Besides what has already been said, there was indeed a related thought experiment in the past exploring the flexibility of Substrate framework. We know Ethereum block structures vs Polkadot/Substrate are vastly different. There are different encoding strategies, different block processing rules and different consensus. Still, would it be possible to write an Ethereum node using purely the Substrate framework? Once we have that, then upgrading Ethereum mainnet to Substrate would just be a simple hard fork away (which is no more complicated than just a Substrate runtime upgrade), and we have accomplished our goals.
We find this possible, using a design called wrapper block. What we're doing is basically to re-group an Ethereum data structure while maintaining the original sealing. In this particular case for Ethereum, all Ethereum transactions are mapped onto Substrate extrinsics. We map one or several additional inherent extrinsics for the uncle headers, receipts, coinbase, miner seals, as well as other information in the original block. The block processing strategy is then as follows:
- In runtime, we validate transactions using
pallet-evm
and pallet-ethereum
, and check information such as gas limits, receipts, uncles.
- In consensus, we re-build the original Ethereum block from the Substrate block (because information are one-to-one mapped), and using that Ethereum block to verify the miner seal.
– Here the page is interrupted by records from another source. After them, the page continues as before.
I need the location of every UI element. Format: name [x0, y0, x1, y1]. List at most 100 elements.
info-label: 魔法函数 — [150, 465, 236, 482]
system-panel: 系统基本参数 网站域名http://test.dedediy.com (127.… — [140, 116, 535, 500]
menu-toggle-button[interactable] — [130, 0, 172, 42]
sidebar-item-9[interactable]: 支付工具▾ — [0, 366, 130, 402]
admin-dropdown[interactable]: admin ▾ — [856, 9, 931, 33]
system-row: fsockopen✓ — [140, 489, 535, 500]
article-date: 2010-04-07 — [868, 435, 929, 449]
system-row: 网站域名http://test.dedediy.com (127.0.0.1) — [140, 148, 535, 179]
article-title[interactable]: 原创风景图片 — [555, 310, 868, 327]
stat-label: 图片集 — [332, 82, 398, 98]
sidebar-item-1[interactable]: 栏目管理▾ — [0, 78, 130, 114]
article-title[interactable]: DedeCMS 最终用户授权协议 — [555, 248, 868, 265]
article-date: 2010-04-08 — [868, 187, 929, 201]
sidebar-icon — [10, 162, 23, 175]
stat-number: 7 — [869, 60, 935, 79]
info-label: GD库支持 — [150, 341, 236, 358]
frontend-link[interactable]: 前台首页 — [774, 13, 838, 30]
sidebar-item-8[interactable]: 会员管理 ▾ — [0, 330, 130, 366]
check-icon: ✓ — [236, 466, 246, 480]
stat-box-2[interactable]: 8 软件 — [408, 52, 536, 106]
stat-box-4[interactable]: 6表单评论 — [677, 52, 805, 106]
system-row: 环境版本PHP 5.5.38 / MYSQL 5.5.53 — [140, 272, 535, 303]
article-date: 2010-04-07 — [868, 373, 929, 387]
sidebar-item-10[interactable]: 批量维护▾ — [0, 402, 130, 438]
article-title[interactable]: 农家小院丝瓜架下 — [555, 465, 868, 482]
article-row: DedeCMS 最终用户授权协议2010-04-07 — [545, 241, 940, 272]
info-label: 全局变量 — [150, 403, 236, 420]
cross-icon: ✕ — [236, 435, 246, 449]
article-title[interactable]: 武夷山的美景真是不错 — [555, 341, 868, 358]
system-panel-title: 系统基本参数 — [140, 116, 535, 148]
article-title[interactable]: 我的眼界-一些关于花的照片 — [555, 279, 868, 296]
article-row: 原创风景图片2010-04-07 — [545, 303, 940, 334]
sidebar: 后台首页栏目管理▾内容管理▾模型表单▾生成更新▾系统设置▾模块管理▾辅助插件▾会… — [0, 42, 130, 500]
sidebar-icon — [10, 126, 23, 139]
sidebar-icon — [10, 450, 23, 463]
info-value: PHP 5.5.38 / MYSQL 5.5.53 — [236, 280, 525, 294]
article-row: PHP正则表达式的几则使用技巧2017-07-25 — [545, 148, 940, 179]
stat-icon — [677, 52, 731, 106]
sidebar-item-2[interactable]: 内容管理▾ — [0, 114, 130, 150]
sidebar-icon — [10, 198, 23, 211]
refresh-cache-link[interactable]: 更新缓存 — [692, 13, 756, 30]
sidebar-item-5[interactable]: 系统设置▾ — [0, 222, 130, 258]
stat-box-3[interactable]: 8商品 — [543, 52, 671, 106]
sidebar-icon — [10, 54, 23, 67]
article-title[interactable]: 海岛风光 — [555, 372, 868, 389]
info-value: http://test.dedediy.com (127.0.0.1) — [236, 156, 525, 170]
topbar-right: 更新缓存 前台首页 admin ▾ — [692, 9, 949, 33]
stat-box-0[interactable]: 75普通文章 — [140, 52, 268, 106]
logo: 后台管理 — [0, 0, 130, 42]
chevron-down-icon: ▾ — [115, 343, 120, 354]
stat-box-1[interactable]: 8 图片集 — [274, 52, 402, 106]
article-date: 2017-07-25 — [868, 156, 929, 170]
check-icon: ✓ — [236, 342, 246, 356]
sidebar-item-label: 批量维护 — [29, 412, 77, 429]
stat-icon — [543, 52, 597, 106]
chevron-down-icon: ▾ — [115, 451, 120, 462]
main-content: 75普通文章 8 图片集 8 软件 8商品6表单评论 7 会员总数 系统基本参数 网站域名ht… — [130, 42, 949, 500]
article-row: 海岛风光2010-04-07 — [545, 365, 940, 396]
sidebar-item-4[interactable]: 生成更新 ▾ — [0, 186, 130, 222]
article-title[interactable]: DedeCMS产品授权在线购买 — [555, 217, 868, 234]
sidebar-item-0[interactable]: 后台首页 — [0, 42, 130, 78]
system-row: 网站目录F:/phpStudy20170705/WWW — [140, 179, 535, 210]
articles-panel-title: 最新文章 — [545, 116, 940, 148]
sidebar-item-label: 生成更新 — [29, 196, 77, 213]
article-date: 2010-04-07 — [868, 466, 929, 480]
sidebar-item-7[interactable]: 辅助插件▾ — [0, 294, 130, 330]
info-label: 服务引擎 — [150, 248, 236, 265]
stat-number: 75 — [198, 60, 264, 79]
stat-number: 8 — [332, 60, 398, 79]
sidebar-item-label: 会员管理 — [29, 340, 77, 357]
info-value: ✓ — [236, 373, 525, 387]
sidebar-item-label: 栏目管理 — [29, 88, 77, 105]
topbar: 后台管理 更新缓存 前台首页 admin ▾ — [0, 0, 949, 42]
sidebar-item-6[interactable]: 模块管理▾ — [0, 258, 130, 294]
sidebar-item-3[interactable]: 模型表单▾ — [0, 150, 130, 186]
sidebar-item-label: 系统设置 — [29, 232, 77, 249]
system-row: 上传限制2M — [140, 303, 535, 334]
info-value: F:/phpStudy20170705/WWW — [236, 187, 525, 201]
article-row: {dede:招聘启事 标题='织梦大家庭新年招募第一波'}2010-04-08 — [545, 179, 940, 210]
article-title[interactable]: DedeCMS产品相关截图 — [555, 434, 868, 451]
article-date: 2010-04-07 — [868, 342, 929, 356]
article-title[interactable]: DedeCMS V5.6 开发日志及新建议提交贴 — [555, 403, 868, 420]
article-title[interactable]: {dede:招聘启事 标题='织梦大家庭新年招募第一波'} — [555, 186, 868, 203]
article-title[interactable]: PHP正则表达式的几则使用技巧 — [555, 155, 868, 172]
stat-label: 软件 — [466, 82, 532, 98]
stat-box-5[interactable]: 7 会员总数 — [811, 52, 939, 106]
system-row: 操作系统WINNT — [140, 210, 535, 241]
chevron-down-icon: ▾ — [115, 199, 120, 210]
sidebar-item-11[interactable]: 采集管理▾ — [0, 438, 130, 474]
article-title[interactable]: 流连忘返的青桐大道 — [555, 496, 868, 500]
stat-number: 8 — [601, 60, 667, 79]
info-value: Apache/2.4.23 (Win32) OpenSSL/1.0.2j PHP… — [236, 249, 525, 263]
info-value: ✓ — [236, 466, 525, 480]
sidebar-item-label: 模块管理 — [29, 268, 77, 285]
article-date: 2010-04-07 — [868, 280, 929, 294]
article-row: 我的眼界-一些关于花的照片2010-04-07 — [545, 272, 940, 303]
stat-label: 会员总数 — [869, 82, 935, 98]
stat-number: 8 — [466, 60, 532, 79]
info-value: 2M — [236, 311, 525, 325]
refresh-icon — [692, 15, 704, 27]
The deployment then becomes unobtrusive. This new Substrate node will be built just as another Ethereum client. In the beginning, we run another Ethereum client alongside of this Substrate node so that we don't need to re-create the devp2p networking protocol. This Ethereum node is then responsible for feeding all the past block data into the Substrate node, which it will happily convert into the wrapper block discussed above (using the one-to-one mapping). The Substrate node will contain its own, newly developed genesis code, with all Substrate-specific modules disabled. This allows it to sync together with the mainnet, and even exposing Ethereum-specific RPCs. Once the time comes and the community reaches consensus, only a runtime upgrade is due to enable those Substrate-specific modules. This will cause the Substrate node to de-sync from Ethereum client in the activation block, and enable access to things like on-chain governance. The upgrade is then complete.
Due to obvious reasons, the full wrapper block strategy was never (not yet?) fully developed. This does not mean it's abandoned, but just there are currently not enough interest in it. In Frontier, you can find those "architectural holes" we left in the code (for example, pre-runtime transaction processing) allowing us to quickly extend it if one day we decide to support a full wrapper block design.